Keep evals.json when another Agent Skills tool owns that file or when you are packaging a skill for an ecosystem that expects it. Use AgentV’s read adapter directly:

agentv eval evals/evals.json --target claude --output .agentv/results/csv-analyzer

Use AgentV YAML directly when AgentV owns the eval lifecycle.

Side-by-side

evals.json

{
  "skill_name": "support-agent",
  "evals": [
    {
      "id": 1,
      "prompt": "A customer says their order #12345 hasn't arrived after 2 weeks.
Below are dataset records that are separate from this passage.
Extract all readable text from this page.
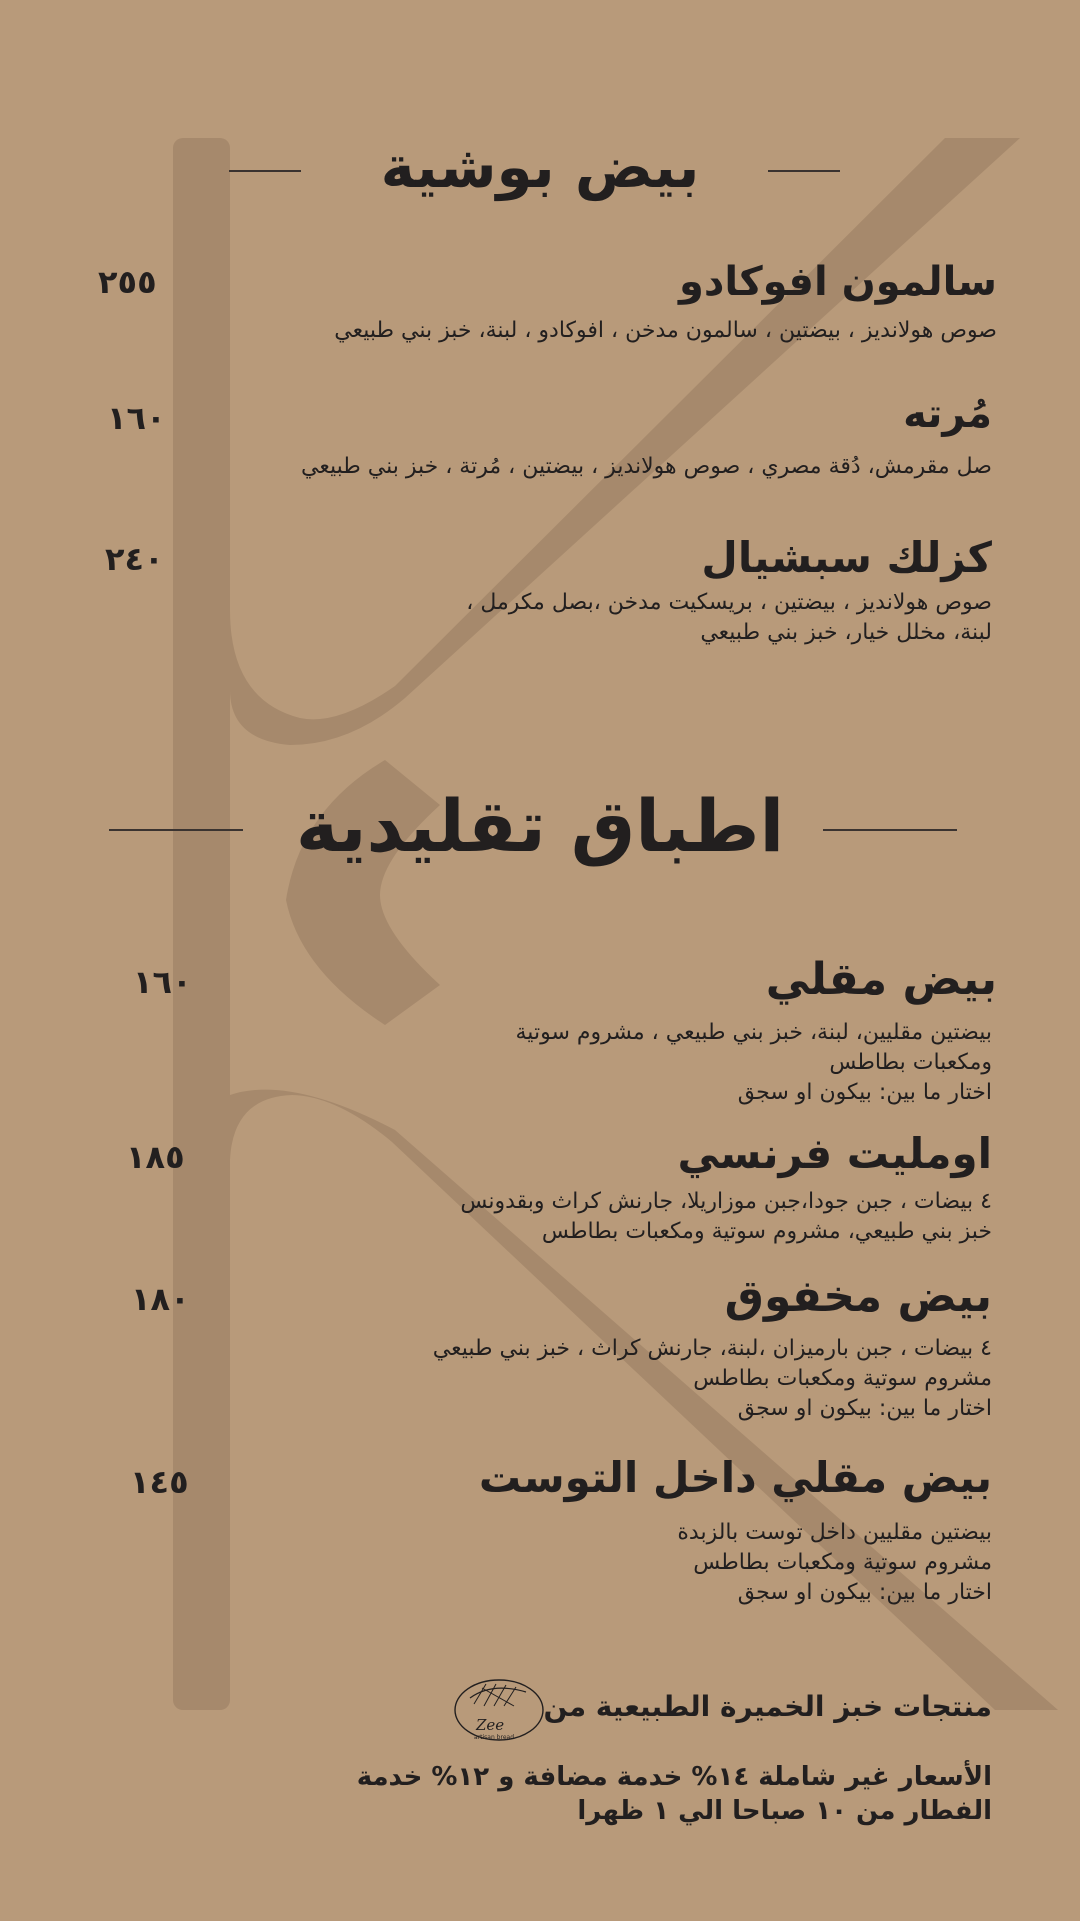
بيض بوشية
سالمون افوكادو
٢٥٥
صوص هولانديز ، بيضتين ، سالمون مدخن ، افوكادو ، لبنة، خبز بني طبيعي
مُرته
١٦٠
صل مقرمش، دُقة مصري ، صوص هولانديز ، بيضتين ، مُرتة ، خبز بني طبيعي
كزلك سبشيال
٢٤٠
صوص هولانديز ، بيضتين ، بريسكيت مدخن ،بصل مكرمل ،
لبنة، مخلل خيار، خبز بني طبيعي
اطباق تقليدية
بيض مقلي
١٦٠
بيضتين مقليين، لبنة، خبز بني طبيعي ، مشروم سوتية
ومكعبات بطاطس
اختار ما بين: بيكون او سجق
اومليت فرنسي
١٨٥
٤ بيضات ، جبن جودا،جبن موزاريلا، جارنش كراث وبقدونس
خبز بني طبيعي، مشروم سوتية ومكعبات بطاطس
بيض مخفوق
١٨٠
٤ بيضات ، جبن بارميزان ،لبنة، جارنش كراث ، خبز بني طبيعي
مشروم سوتية ومكعبات بطاطس
اختار ما بين: بيكون او سجق
بيض مقلي داخل التوست
١٤٥
بيضتين مقليين داخل توست بالزبدة
مشروم سوتية ومكعبات بطاطس
اختار ما بين: بيكون او سجق
منتجات خبز الخميرة الطبيعية من
Zee
artisan bread
الأسعار غير شاملة ١٤% خدمة مضافة و ١٢% خدمة
الفطار من ١٠ صباحا الي ١ ظهرا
Help them.",
      "expected_output": "An empathetic response that offers to track the order and provides next steps.",
      "assertions": [
        "Response acknowledges the customer's frustration",
        "Response offers to look up order #12345",
        "Response provides clear next steps"
      ]
    }
  ]
}

EVAL.yaml

tests:
  - id: "1"
    input: |
      A customer says their order #12345 hasn't arrived after 2 weeks. Help them.
    criteria: |
      An empathetic response that offers to track the order and provides next steps.
    assert:
      - name: agent-skills-criteria
        type: llm-rubric
        value:
          - id: expected-outcome
            outcome: "An empathetic response that offers to track the order and provides next steps."
            required: true
          - id: assertion-1
            outcome: "Response acknowledges the customer's frustration"
            required: true
          - id: assertion-2
            outcome: "Response offers to look up order #12345"
            required: true
      - name: order-number
        type: contains
        value: "12345"

The YAML version can mix rubric criteria with deterministic checks; the order-number assertion is instant and free.